MIAMI (CBSMiami) – The photos are jarring. A woman driving her car in Coral Springs last June came within inches of being struck in the head by a random bullet that police say was fired by a passing car behind her.
And despite the woman’s efforts to get police to investigate, Coral Springs Police admit it took more than 30 minutes for police to be dispatched to the incident.
CBS4 News obtained surveillance camera video recorded at a Mobil gas station on University Drive and Shadowood Road in Coral Springs back on June 9. Cameras recorded a red Volkswagen pull up to an exit and prepare to head north.
That’s when another car — a late model Mitsubishi Eclipse with its windows down passed behind the Volkswagen.
Police say at some point the person in the Mitsubishi shot at the Volkswagen.
The result is seen in photos provided to CBS4 News by Brian Pakett, the attorney for the victim, Guadalupe Herrera.

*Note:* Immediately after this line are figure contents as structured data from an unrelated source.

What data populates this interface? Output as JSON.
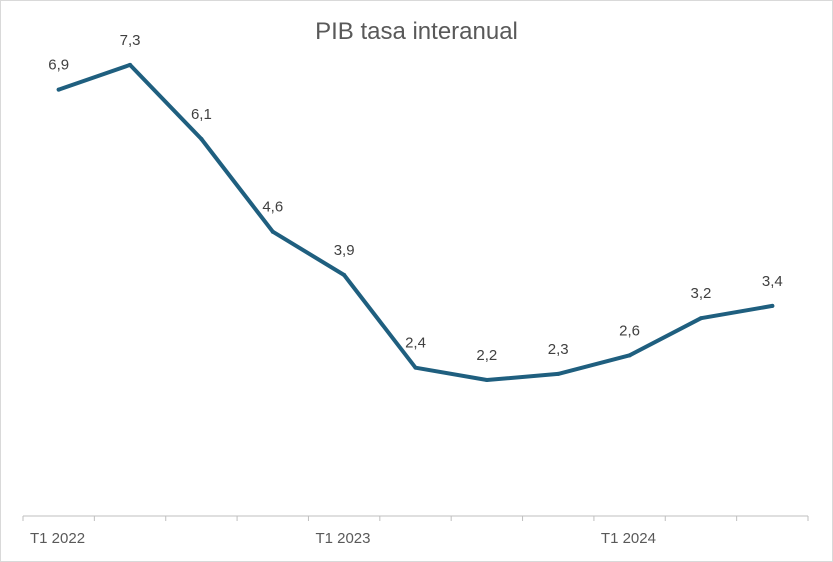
{
  "chart_data": {
    "type": "line",
    "title": "PIB tasa interanual",
    "xlabel": "",
    "ylabel": "",
    "categories": [
      "T1 2022",
      "",
      "",
      "",
      "T1 2023",
      "",
      "",
      "",
      "T1 2024",
      "",
      ""
    ],
    "series": [
      {
        "values": [
          6.9,
          7.3,
          6.1,
          4.6,
          3.9,
          2.4,
          2.2,
          2.3,
          2.6,
          3.2,
          3.4
        ],
        "labels": [
          "6,9",
          "7,3",
          "6,1",
          "4,6",
          "3,9",
          "2,4",
          "2,2",
          "2,3",
          "2,6",
          "3,2",
          "3,4"
        ],
        "color": "#1f5f7f"
      }
    ],
    "ylim": [
      0,
      8
    ],
    "grid": false,
    "legend": "none"
  }
}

The photos show that a bullet smashed through the Volkswagen’s back windshield, traveled through the driver’s headrest, just inches from Herrera’s head before slamming into the steering wheel.
The bullet redirected into the front windshield and wound up in the driver’s lap. Amazingly, Herrera was not injured.
After the shooting, Herrera called 911 immediately.
“Something shot through and hit the back windshield and the front windshield. It almost hit my head,” Herrera told a 911 call taker.
She told the 911 call taker that she thought it might have been a bullet.
“Where did it land?” The 911 call taker asked.
“It landed on my lap,” Herrera said.
The 911 call taker promised to send an officer right away.
“We’ve got the officers already en route to you,” the 911 call-taker told her.
But officers did not come. Herrera said she was terrified to leave her car and she called 911 two more times requesting help before eventually driving herself and her damaged vehicle to the Coral Springs Police Department.
A Coral Springs Police Internal Affairs report on the case determined that “The time between when the first call came in to the time it was dispatched to officers is 34 minutes.”
The victim’s attorney, Pakett, is furious. He said he’s planning to file a civil lawsuit.
“She tried to call 911,” Pakett told CBS 4 News. “They didn’t respond. She tried to call 911 again later to say hey, where are you? I need help. And nobody responded.”
Police acknowledged mistakes and said the call was mislabeled as a suspicious incident instead of a shooting which delayed the response.
“It’s something we’re not proud of and it’s something that we definitely needed to looked into,” said Coral Springs Police Chief Clyde Parry.
Two 911 call takers were eventually terminated and a supervisor was suspended after it was found that she had a Netflix movie playing on one of her computer screens. But Pakett said that’s not good enough.
“We’re not satisfied with that at all,” Pakett said. “We want to see justice for my client. We want this to never happen again.”
Police did quick work to catch the suspect in the random shooting — Kyriakos Manolas. Detectives gathered surveillance video from the gas station and several nearby businesses.
Detectives eventually arrested Manolas and the crime lab determined that the bullet recovered from the victim’s car matched Manolas’ gun.
Manolas pleaded not guilty to the charges.